Spawning a web server in a subprocess of a worker

In a ray worker, I am spawning a subprocess (popen) and in that subprocess I am spawning a web server (0.0.0.0:{port}).

Later on, in the same ray worker, I try to POST to that server, however I get a connection refused error.

Outside of the ray cluster, while the worker / subprocess are running, I am able to POST to this web server. In the ray worker, I am also able to POST to external web servers, just not the one in the child process.

This is within a rllib PPO training session.

Hi H-Park and welcome back to the Ray community :slight_smile:
There could be a few things happening here. First, are you sure the server that you spun up in the subprocess is ready before the Ray worker tries to send a post to it? Make sure the server is fully ready if possible.
Also instead of 0.0.0.0, does this code work if you use 127.0.0.1 or localhost? And nothing else is running on the port right?

Ray also has a RAY_kill_child_processes_on_worker_exit variable so make sure you’re not trying to POST to a subprocess that might be dead already (this variable turns on/off automatic killing of child processes). You can read about it here: Lifetimes of a User-Spawn Process — Ray 2.44.1

Some relevant docs that might help:

If you could send over the code so I can reproduce the bug that would be super helpful!

Thanks for your response!

are you sure the server that you spun up in the subprocess is ready before the Ray worker tries to send a post to it?

Yes. I verified this with a sleep after the subprocess.popen for the server and during that sleep I manually POSTed to it from a separate terminal thread.

I was not able to figure this out, unfortunately. But weirdly enough it works when converting the subprocess into a docker container that houses the server. What’s the difference you ask, when both are simple POST requests to a local URL? I have no idea. But the docker approach works beautifully and the subprocess approach is dead on arrival.

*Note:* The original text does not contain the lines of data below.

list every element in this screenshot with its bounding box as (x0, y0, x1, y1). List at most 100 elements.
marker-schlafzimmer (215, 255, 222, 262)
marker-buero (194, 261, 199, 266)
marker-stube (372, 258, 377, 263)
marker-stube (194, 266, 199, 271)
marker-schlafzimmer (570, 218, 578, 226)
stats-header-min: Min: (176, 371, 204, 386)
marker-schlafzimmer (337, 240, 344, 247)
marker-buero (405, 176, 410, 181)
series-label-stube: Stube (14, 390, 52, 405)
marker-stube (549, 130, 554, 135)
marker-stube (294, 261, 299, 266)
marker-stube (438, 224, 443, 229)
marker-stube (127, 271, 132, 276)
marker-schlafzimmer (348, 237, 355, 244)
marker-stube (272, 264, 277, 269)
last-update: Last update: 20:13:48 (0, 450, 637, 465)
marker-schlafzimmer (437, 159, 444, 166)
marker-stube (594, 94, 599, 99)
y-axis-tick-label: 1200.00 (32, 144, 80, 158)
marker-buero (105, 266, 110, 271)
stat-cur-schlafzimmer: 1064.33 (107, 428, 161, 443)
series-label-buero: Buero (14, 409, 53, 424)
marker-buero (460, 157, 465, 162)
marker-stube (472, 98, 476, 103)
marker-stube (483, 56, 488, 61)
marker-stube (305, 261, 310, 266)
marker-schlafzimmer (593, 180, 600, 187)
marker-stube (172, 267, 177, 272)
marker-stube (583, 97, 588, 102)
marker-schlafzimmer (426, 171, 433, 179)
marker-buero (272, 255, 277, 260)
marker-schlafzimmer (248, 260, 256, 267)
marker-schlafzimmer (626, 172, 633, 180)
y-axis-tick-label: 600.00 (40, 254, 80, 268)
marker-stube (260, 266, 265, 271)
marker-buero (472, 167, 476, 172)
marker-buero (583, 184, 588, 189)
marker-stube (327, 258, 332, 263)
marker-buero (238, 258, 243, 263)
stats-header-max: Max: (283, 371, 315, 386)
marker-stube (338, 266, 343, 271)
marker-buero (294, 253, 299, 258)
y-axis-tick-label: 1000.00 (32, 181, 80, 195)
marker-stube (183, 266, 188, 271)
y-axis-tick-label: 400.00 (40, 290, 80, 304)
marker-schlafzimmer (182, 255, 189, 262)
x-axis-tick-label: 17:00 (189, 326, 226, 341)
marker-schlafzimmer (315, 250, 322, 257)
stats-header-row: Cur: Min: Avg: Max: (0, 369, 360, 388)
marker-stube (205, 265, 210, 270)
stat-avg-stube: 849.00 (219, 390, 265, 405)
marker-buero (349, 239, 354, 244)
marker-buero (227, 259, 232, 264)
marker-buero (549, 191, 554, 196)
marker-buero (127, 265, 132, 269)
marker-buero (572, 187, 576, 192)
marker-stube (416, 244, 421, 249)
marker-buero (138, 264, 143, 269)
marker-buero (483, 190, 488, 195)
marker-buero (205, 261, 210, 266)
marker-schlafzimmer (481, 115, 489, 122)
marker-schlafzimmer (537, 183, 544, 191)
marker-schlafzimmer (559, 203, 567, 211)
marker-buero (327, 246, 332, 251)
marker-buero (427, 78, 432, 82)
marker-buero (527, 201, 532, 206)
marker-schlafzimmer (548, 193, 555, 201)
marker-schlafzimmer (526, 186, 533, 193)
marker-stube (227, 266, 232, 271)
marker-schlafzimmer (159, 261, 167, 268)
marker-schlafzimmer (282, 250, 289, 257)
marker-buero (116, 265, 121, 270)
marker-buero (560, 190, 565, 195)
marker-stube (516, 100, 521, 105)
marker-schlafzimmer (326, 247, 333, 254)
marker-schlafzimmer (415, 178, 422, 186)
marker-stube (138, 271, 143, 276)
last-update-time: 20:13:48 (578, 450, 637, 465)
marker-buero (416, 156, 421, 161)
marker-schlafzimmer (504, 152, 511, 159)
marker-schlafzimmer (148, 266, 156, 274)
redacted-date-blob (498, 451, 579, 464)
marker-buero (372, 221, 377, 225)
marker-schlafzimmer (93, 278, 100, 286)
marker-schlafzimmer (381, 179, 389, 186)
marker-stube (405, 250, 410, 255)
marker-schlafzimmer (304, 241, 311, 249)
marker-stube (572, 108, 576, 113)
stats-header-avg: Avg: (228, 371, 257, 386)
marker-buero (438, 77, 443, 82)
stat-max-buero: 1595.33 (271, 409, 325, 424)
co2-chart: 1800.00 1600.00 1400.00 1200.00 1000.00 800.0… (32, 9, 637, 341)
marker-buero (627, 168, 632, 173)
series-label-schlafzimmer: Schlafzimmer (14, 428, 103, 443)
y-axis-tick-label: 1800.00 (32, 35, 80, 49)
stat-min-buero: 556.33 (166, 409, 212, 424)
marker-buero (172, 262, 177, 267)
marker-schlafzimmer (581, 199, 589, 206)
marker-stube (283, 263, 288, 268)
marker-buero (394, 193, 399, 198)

The code is pretty mingled into my company’s codebase, especially considering this is within rllib, so I am unable to share it. I wonder if it has something to do with ray rllib’s rolloutworker.

We use ray rllib 2.12 due to bugs I have since reported involving extra resource allocation. We have also come across occasional policy divergence deep into training (which therefore crashes the learner worker and brings down the whole train job).

We get the feeling that anyscale is no longer interested in maintaining rllib, and are chasing the llm cash cow, so we picked a version that has been stable for us and sticking with it.

Hi H-Park! Glad ya’ll were able to figure it out. :slight_smile: Let me know if there’s anything else I can help you with.
Also, thank you for filing an issue on Github by the way, we are actively working on those and going through them too! I’m glad you found 2.12 stable and working well for your use cases.

Thanks for posting @H-Park . We are certainly investing in RLlib, we launched the new v2 stack earlier this year which included a complete re-architecture of all the core components and are doing further improvements there. Have you had a chance to check out and move to the new stack?